3.5. Comparative Analysis on Independent Datasets
To demonstrate the generalization ability of our predictor for identifying pseudouridine sites, this study validated them on independent datasets built by Chen et al. [
14]. These include two species datasets,
H. sapiens and
S. cerevisiae. Through applying the predictor PsoEL-PseU to the two independent test datasets, four metrics were computed. Finally, we compared the results with those of seven state-of-the-art predictors, including iR-NA-PseU [
14], PseUI [
15], iPseU-CNN [
16], XG-PseU [
17], RF-PseU [
18], iPseU-Layer [
19], and iPseUMultiCNN [
21], and the detailed comparison can be found in
Table 2. It can be observed that the PsoEL-PseU predictor remarkably outperforms the state-of-the-art predictors on the two independent datasets. In particular, for the
S. cerevisiae dataset, the ACC value of the PsoEL-PseU predictor exceeds that of the current best predictor (RF-PseU) by 5%, and the MCC value is increased by more than 10%. Additionally, compared to the newer layered ensemble predictor iPseU-Layer and the multi-channel convolutional neural network predictor iPseUMultiCNN, the ACC values also increase by 9.5% and 6%. However, on the
H. sapiens dataset, our predictor is only slightly improved compared to the RF-PseU and iPseUMultiCNN predictors, where the ACC value only increases by 0.5% and 1.5%. Additionally, on the SN metric, our predictor is outperformed by the iPseU-CNN and RF-PseU predictors by 1.7% and 2%. On the SP metric, our predictor is again outperformed by 4% by the iPseU-Layer predictor.

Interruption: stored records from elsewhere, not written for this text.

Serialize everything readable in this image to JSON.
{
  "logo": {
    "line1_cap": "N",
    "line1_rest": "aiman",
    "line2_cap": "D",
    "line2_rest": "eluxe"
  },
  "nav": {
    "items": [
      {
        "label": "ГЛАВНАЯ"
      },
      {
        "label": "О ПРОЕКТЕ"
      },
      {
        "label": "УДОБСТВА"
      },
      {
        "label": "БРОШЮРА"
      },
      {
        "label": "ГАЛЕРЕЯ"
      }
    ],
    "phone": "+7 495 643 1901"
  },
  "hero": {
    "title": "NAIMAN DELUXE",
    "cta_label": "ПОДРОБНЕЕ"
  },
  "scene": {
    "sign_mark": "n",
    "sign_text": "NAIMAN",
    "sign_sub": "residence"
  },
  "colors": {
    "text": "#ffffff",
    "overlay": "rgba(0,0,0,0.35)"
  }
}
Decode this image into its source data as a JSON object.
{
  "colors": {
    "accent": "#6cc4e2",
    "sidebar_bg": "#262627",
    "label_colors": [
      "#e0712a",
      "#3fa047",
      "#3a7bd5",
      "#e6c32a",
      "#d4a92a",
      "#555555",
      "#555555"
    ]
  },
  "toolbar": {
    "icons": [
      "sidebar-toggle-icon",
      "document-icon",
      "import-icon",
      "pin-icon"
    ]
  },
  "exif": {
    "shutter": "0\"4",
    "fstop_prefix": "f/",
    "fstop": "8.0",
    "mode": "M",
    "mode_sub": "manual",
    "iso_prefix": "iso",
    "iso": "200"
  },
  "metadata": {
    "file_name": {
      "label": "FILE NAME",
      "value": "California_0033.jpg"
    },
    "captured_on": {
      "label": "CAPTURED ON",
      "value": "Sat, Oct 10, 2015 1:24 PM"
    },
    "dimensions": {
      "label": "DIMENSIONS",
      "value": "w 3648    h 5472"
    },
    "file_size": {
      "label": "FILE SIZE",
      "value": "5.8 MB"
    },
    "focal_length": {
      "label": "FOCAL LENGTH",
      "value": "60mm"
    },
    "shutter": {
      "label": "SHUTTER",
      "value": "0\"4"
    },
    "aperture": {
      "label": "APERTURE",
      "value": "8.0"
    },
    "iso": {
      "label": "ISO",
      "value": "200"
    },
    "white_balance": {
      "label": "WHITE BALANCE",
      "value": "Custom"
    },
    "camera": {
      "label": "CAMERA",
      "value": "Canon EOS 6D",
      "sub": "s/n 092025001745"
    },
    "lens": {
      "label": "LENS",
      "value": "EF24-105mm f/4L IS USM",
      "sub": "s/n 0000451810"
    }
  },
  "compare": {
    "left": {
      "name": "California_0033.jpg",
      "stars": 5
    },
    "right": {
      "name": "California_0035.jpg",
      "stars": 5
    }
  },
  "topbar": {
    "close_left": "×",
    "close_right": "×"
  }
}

However, on the MCC metric, which measures the overall predictive balance, our predictor is optimal, with MCC values improving by 1% to 8% compared to RF-PseU, iPseU-Layer, and iPseUMultiCNN. For comprehensive comparison, the average metrics for the two independent datasets were computed. For the PsoEL-PseU predictor, the average values for ACC, MCC, SN, and SP reach 0.788, 0.575, 0.795, and 0.78, respectively. These results indicate that PsoEL-PseU exceeds the existing predictors in all evaluation metrics.
According to the ten-fold cross-validation and independent test evaluation, PsoEL-PseU outperforms the existing state-of-the-art predictors. We attributed the success of PsoEL-PseU to three factors: (1) Previous feature descriptors are relatively simple, whereas this study systematically and comprehensively explored different types of feature descriptors and determined six feature descriptors with various properties. (2) This study used the BPSO algorithm to determine the optimal genome sequence feature for each basic predictor. Since the BPSO algorithm searches for the optimal feature subset in the global space, the search is relatively more thorough compared to the greedy search strategy. (3) The ensemble predictor was developed by combining the six different RNA basic predictors, which further enhanced the robustness of the predictor. As a result, PsoEL-PseU is anticipated to be an essential computational tool for the identification of pseudouridine sites in H. sapiens, S. cerevisiae, and M. musculus. Although these factors led to a decent improvement in our proposed predictor, especially on the S. cerevisiae species dataset, in the case of the H. sapiens species dataset, the improvement was slight. We speculated that this may be a result of the different RNA sequence lengths in the benchmark datasets, with each RNA sequence possessing a length of 41 bp for the S. cerevisiae dataset and only 21 bp for the H. sapiens dataset. For longer sequences, five of the six feature representations covered in this study are able to extract more features (PseDNC, KD, PSKP, NCP, One-Hot). Thus, the S. cerevisiae species dataset has a larger feature space, and its performance will clearly be more significantly improved if a more adequate and thorough search is performed to filter out the optimal feature subset using heuristic search methods.